Computer Finds Common Biomarkers for PAH, Metabolic Syndrome
Software tools also detected related metabolic pathways of both disorders
Genes associated with both pulmonary arterial hypertension (PAH) and metabolic syndrome have been identified using computer software tools, a study reports.
Metabolic syndrome, thought to promote PAH, is a cluster of conditions marked by high blood pressure, elevated blood sugar, excess body fat around the waist, and abnormal cholesterol or blood fat levels.
According to researchers, this is the first study to identify common biomarkers and related metabolic pathways of PAH and metabolic syndrome.
The computer study, “Identification of diagnostic biomarkers for idiopathic pulmonary hypertension with metabolic syndrome by bioinformatics and machine learning,” was published in the journal Nature Scientific Reports.
In PAH, the high blood pressure caused by the narrowing of the pulmonary arteries — the blood vessels that transport blood through the lungs — can be triggered by various diseases, including metabolic syndrome.
Although metabolic disorders are common among people with PAH, and growing evidence suggests a strong link between the two conditions, few studies have investigated them together.
One method to discover biological processes associated with a disease is to identify genes whose expression (activity) is different in diseased tissue compared with unaffected tissue. Such genes may participate in disease development and act as biomarkers to support diagnosis or monitor disease severity or treatment efficacy.
Gene Expression Omnibus (GEO) is a public database of functional genomic data submitted by the scientific community. Bioinformatics is a research field that uses computer software tools to analyze these large and complex datasets.
Research from China
Researchers at the Affiliated Hospital of Nantong University, in China, downloaded gene expression datasets from GEO related to PAH and metabolic syndrome and used bioinformatics to search for common diagnostic biomarkers.
Two datasets held lung tissue gene expression data collected from 50 PAH patient groups and 33 control groups, and one from 20 metabolic syndrome groups and 20 control groups, from blood samples.
The researchers first applied computer algorithms to screen for differentially expressed genes (DEGs) — differences in gene activity between patient and unaffected control samples — that were common between the two conditions.
In the combined PAH datasets, there were 159 DEGs, of which 88 were more active (upregulated) and 71 were less active (downregulated) than unaffected controls. In the metabolic syndrome dataset, 629 DEGs were upregulated, and 838 were downregulated. A comparison of the two results found 12 DEGs common to both conditions.
A second method, called weighted gene co-expression network analysis (WGCNA), was applied to the datasets to find clusters (groups) of highly correlated genes between the two conditions. From WGCNA, the team identified a further 280 PAH connections between metabolic syndrome genes. Among these, five matched with the 12 previously identified DEGs and were excluded from the analysis.
Biological processes related to the remaining 287 candidate genes indicated they were involved primarily in metabolism and immune responses and were closely related to the development of PAH and metabolic syndrome.

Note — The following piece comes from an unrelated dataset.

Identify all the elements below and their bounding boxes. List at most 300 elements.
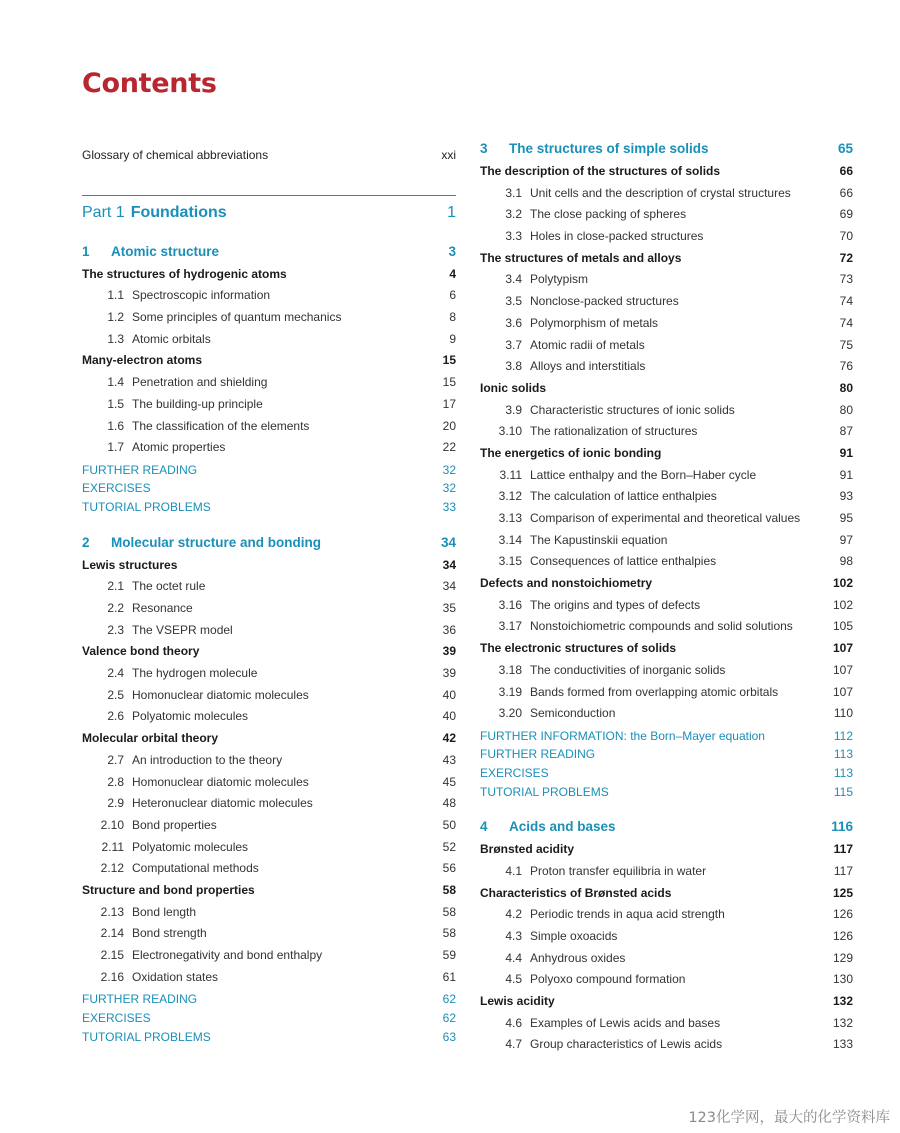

Because genes carry instructions to make proteins, which directly participate in disease biology, the researchers conducted a protein-protein interaction analysis to look for individual proteins that interact with several other proteins at so-called hubs. These hubs mainly played roles in immune responses, the team noted.
Last, a machine learning algorithm was applied to filter candidate genes of diagnostic value. This identified 11 genes with the highest value: EVI5L, RNASE2, PARP10, BSDC1, ACOT2, TMEM131, TNFRSF1B, SAC3D1, SLA2, P4HB, and PHF1.
Among these genes, EVI5L, with cell regulatory roles, RNASE2, associated with immune modulation, and PARP10, involved in fat metabolism, showed the highest predictive power.
Validating the findings
To validate these findings, the scientists examined the gene expression data from another dataset containing 17 lung tissue samples from eight PAH patient groups and nine control groups. Here, all candidate diagnostic genes were differentially expressed in lung tissue of PAH patients versus controls, with RNASE2 showing the most significant change.
Consistently, the team showed that PAH patients had elevated levels of immune cells associated with inflammatory immune responses than unaffected controls.
A “comprehensive analysis of the common biomarkers of these diseases can help with the early detection of hidden increased pulmonary vascular resistance in patients with [metabolic syndrome],” the researchers wrote, “with timely medical intervention enabling greater avoidance of serious consequences.”
“Interactions between said candidate diagnostic genes and dysregulated immune cells are still worth further studying,” the researchers noted.